- Texte visé : Texte de la commission sur la proposition de loi de M. Charles Rodwell et plusieurs de ses collègues visant à renforcer la sécurité, la rétention administrative et la prévention des risques d’attentat (2180)., n° 2468-A0
- Stade de lecture : 1ère lecture (1ère assemblée saisie)
- Examiné par : Assemblée nationale (séance publique)
Dans un délai de six mois à compter de la promulgation de la présente loi, le Gouvernement remet au Parlement un rapport portant sur l’évolution de l’organisation des lieux de rétention administrative ainsi que sur les conséquences de l’évolution des profils des personnes retenues, notamment en matière de modalités d’organisation et de respect des droits fondamentaux.
Cet amendement du groupe Écologiste et social vise à alerter sur un phénomène croissant de « pénitentiarisation » des centres de rétention administrative.
L’évolution récente des politiques publiques, notamment à la suite des instructions ministérielles des 12 avril 2021 et 3 août 2022, a profondément modifié le profil des personnes retenues, avec une part croissante de personnes sortant de détention.

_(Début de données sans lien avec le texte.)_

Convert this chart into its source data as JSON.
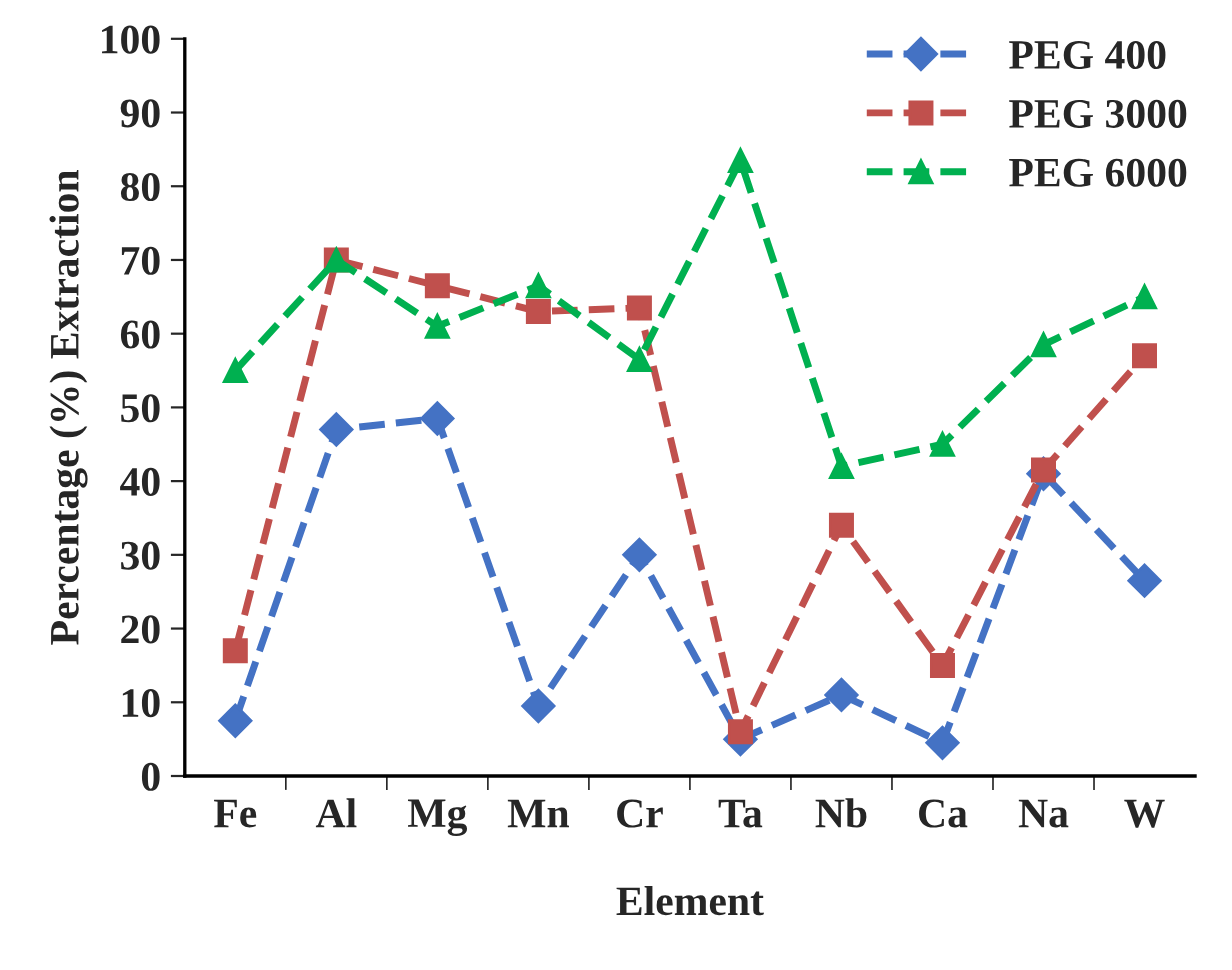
{
  "chart_data": {
    "type": "line",
    "xlabel": "Element",
    "ylabel": "Percentage (%) Extraction",
    "categories": [
      "Fe",
      "Al",
      "Mg",
      "Mn",
      "Cr",
      "Ta",
      "Nb",
      "Ca",
      "Na",
      "W"
    ],
    "series": [
      {
        "name": "PEG 400",
        "color": "#4472c4",
        "marker": "diamond",
        "values": [
          7.5,
          47,
          48.5,
          9.5,
          30,
          5,
          11,
          4.5,
          41,
          26.5
        ]
      },
      {
        "name": "PEG 3000",
        "color": "#c0504d",
        "marker": "square",
        "values": [
          17,
          70,
          66.5,
          63,
          63.5,
          6,
          34,
          15,
          41.5,
          57
        ]
      },
      {
        "name": "PEG 6000",
        "color": "#00b050",
        "marker": "triangle",
        "values": [
          55,
          70,
          61,
          66.5,
          56.5,
          83.5,
          42,
          45,
          58.5,
          65
        ]
      }
    ],
    "ylim": [
      0,
      100
    ],
    "yticks": [
      0,
      10,
      20,
      30,
      40,
      50,
      60,
      70,
      80,
      90,
      100
    ],
    "line_style": "dashed",
    "grid": false,
    "legend": "top right"
  }
}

Cette évolution s’est accompagnée d’une transformation des conditions de rétention en les rapprochant de celles observées en milieu carcéral.
Les centres de rétention administrative accueillent désormais des personnes présentant des profils plus vulnérables, marqués notamment par des troubles psychiatriques ou des situations d’addiction, sans que les structures ne soient adaptées à leur prise en charge. Parallèlement, l’organisation des lieux tend à se durcir, avec des restrictions de circulation et une gestion sécuritaire des retenus qui conduisent à une dégradation des conditions de prise en charge et à une déshumanisation des pratiques.
L’accès aux moyens de communication apparaît également restreint en pratique avec pour effet de rapprocher encore davantage la situation des personnes retenues de celle des personnes détenues, alors même qu’elles ne sont pas privées de liberté à raison d’une condamnation pénale.
Enfin, cette évolution s’accompagne d’une augmentation des tensions et des violences au sein des centres.